Religion news 9 October

Image credit: Middle East Eye

Street violence erupts in New York after restrictions on Orthodox Jewish communities

Proposals to lock down areas in New York where large numbers of Orthodox Jewish people live, caused an eruption of violence, with fires started in the streets and crowds of demonstrators burning their face masks. New York State Governor Andrew Cuomo announced that non-essential businesses and schools would close in Brooklyn, Queens and northern suburbs where the infection rate is five times higher than elsewhere. Places of worship were singled out as areas where the virus is likely to spread and the number of worshippers will be limited. The Guardian reports that the Governor said he understood the imposition on the Orthodox communities, but after criticism from senators, he doubled down: “To the extent there are communities that are upset, that’s because they haven’t been following the original rules, and that’s why the infection spread – because they weren’t following the rules and the rules weren’t being enforced.”

School sacking did not breach religious freedom, judge rules

A former pastoral assistant who claimed her school had breached her right to freedom of speech and religion has lost her claim for unfair dismissal for gross misconduct. Employment Judge Derek Reed concluded that Kristie Higgs’s dismissal related not to her Christian beliefs, but to Facebook posts that might reasonably lead people to conclude that she was homophobic and transphobic. Ms Higgs, who worked at Farmor’s school in Fairford, Gloucestershire, was supported in her case by the Christian Legal Centre, which says it will be appeal against the decision. Christian Legal Centre and case explainer here

Jewish support for Holocaust memorial near parliament

A planning inquiry in London has been hearing evidence on whether gardens adjoining the Houses of Parliament are an appropriate site for a Holocaust memorial and visitor centre. One rabbi has told the inquiry that there should be no new memorial at all and Lord Carlile said it would be a trophy target for terrorists. But the Board of Deputies of British Jews and a former senior Rabbi to Reform Judaism support the location, and the proposal has gathered broad cross-party support from MPs and peers including the Labour leader Sir Keir Starmer. Westminster City Council rejected the plans in February, which led to this inquiry.
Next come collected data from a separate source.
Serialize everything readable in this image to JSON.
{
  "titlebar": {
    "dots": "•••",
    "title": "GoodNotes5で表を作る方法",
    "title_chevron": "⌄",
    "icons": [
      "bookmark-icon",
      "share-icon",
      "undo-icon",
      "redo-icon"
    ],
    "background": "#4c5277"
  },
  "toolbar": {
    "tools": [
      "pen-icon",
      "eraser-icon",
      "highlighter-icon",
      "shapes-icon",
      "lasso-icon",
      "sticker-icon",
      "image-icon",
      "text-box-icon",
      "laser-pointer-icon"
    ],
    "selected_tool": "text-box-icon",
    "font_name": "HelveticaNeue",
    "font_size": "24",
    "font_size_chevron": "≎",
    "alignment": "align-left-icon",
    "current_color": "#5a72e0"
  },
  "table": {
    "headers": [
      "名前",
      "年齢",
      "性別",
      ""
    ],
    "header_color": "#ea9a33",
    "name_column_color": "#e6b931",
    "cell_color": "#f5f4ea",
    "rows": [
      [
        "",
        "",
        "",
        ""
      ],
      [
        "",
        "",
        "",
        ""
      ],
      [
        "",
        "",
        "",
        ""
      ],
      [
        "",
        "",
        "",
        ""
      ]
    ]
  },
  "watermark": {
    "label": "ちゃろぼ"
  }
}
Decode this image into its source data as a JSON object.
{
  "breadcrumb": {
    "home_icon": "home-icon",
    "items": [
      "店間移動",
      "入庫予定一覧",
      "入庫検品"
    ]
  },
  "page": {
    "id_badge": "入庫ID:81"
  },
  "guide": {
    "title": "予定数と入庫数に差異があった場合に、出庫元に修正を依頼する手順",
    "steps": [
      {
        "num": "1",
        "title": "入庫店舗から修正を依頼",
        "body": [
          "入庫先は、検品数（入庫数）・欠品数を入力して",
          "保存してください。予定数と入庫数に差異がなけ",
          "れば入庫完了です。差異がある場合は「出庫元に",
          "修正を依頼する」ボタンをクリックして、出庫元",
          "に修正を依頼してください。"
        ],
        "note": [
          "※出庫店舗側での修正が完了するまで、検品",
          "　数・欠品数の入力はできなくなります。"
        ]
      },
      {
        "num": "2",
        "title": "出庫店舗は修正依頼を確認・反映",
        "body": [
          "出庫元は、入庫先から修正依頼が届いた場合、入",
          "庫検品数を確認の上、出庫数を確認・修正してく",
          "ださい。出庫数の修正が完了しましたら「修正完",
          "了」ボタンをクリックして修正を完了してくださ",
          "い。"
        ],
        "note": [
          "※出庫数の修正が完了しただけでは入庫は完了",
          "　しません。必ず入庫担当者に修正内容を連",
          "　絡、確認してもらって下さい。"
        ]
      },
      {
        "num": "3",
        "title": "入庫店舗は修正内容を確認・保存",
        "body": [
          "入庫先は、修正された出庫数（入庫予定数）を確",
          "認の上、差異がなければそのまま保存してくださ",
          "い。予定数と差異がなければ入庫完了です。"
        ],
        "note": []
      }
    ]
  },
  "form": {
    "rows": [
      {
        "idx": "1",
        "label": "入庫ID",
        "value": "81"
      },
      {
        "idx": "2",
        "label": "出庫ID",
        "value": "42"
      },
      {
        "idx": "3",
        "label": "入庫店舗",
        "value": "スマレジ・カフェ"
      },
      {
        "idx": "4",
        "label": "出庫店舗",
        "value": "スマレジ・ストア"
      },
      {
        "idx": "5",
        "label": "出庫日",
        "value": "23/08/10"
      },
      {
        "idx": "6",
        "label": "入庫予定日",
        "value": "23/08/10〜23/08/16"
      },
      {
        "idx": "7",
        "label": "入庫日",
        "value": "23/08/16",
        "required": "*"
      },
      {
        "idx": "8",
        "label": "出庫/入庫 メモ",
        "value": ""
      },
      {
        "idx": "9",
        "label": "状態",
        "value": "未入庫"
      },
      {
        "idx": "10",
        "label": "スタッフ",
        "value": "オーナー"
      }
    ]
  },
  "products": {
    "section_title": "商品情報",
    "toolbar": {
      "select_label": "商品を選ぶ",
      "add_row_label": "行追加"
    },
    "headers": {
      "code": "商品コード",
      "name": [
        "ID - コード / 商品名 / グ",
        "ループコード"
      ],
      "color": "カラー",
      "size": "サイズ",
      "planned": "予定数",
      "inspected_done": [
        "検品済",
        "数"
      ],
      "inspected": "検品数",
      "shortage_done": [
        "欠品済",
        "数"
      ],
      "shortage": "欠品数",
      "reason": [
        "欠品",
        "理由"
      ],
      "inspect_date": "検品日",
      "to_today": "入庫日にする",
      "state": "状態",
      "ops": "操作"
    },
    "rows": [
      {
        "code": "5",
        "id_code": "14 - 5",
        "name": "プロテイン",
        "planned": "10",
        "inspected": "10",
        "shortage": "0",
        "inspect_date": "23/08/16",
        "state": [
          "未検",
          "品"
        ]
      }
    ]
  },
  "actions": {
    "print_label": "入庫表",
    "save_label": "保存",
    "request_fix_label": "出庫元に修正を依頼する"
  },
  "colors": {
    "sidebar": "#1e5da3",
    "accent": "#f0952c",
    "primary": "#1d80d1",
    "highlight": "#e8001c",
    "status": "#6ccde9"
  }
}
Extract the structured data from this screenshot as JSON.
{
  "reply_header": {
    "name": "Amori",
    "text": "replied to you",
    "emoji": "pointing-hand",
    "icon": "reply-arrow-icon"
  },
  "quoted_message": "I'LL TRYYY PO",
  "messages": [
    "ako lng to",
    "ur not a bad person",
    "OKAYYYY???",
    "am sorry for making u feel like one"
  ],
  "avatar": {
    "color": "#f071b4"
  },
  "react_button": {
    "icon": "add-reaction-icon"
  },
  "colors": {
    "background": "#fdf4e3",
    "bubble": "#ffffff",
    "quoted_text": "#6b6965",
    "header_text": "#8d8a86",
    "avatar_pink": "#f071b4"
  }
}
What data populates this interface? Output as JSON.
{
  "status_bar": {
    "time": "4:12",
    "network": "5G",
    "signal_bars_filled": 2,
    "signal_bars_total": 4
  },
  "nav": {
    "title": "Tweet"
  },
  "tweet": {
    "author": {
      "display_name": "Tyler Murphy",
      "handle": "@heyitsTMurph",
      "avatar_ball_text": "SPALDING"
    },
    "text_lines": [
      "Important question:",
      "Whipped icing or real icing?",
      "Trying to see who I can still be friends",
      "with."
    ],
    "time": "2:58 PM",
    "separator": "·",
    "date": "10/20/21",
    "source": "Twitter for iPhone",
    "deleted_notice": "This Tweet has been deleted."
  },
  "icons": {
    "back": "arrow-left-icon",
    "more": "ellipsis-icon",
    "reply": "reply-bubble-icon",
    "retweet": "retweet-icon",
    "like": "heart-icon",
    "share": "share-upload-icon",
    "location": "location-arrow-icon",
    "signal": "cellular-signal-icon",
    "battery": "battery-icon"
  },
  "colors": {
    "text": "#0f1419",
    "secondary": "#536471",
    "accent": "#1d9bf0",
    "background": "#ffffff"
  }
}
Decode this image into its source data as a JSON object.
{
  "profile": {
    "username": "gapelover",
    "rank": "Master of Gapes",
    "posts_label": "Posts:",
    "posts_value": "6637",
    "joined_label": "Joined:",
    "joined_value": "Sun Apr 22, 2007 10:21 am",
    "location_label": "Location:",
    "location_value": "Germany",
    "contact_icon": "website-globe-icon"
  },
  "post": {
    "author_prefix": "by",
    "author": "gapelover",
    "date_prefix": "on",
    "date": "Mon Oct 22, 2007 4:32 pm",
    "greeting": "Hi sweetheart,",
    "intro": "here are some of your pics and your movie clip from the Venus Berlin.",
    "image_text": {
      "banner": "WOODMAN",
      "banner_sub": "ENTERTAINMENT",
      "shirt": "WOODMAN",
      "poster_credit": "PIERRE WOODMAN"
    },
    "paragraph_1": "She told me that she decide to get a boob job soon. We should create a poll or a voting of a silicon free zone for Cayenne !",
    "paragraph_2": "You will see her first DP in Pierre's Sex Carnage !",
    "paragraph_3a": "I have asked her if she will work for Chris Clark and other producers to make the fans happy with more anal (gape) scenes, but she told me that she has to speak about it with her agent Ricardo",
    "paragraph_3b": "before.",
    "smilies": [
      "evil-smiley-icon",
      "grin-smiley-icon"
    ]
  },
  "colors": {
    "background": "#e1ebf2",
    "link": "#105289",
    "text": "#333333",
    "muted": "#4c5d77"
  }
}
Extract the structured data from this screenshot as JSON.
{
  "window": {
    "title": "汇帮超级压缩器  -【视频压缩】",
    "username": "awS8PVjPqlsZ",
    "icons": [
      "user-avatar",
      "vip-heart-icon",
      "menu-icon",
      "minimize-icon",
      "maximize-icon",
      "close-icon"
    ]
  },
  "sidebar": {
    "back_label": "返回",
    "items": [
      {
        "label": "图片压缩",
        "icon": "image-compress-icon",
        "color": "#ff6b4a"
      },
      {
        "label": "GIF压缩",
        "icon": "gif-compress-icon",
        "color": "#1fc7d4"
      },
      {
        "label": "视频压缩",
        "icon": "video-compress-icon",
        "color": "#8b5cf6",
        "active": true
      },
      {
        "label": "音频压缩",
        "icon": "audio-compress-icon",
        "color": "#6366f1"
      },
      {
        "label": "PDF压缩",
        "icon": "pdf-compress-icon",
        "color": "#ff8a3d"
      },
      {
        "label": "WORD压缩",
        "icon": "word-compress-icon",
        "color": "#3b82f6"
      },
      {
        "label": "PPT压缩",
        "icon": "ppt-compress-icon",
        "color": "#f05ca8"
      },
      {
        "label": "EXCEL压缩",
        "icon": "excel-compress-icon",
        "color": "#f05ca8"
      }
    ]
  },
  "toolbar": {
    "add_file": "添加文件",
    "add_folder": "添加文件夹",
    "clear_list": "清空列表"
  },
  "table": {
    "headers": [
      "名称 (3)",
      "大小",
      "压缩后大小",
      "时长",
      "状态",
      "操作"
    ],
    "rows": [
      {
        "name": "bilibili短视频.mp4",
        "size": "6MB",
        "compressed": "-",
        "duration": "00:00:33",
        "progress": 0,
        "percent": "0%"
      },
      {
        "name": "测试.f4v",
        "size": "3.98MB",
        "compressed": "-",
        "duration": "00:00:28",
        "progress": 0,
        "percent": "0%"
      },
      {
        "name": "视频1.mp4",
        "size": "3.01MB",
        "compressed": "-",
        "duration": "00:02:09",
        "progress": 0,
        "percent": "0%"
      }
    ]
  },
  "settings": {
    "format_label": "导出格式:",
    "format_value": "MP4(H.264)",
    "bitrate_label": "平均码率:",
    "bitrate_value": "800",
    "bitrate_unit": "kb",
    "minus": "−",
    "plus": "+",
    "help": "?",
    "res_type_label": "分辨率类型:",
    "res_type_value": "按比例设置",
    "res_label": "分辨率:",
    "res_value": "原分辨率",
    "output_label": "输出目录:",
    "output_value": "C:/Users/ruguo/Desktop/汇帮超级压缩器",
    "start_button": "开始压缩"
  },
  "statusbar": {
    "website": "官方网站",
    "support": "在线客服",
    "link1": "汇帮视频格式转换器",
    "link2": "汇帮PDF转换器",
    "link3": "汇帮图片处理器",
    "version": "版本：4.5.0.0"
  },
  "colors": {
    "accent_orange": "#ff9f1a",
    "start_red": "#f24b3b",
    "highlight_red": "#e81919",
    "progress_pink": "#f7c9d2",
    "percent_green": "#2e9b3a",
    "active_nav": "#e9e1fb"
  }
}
Police check out church service for breaking Covid-19 restrictions

The West Midlands Chief Constable has defended the action of two uniformed officers who arrived at a church service last Sunday after complaints the congregation was breaking Covid-19 restrictions. The visit to The Rock New Testament Church of God at Spring Hill caused outrage and the church leader Bishop Jonathan Jackson, accused the police of disrespect and intimidation. Birmingham Live reports that the Chief Constable Dave Thompson said the action had been misrepresented. The officers had arrived after the service: “They were present for a very short period of time and did not enter the church. They closed the call indicating the church was fully complying with regulations. This is exactly how they are expected to carry out their duties.”

German Catholics and evangelicals continue to discuss shared communion

The German Catholic bishops’ conference and the council of the Evangelical Church in Germany are continuing discussions about shared Communion, despite objections from the Vatican. They are seeking a solution to an anomaly when a married couple, from different denominations, cannot join together at one communion table because of church rules and tradition. Catholics believe the bread and wine become the body and blood of Christ; Protestants say they represent the body and blood. Two years ago German Catholic bishops were about to issue guidance on protestants taking communion, but the Vatican blocked it. At the time, Pope Francis asked the bishops to continue working together to find broader consensus on guidelines.  

Islamic street market opens in Norwich

A street market based on Islamic principles of fair trading, has opened in Norwich. The Norwich Free Market  is a collaboration between he Ihsan mosque and Islamic Centre and the Open Trade Network. Traders are not taxed or charged rental, and undercutting is not permitted. The founders say it is a form of “community hub for traders, makers, bakers, artists, growers and street food vendors” and is an opportunity for Muslims to make a difference to society, through looking after people. The Middle East Eye  reports that Norwich already has a famous, traditional English market dating back to the 11th century, with permanent stalls in the city centre, but the Norwich Free Market runs one day a month and  is a response to the pandemic, as some of the stalls are run by traders who lost their jobs during lockdown.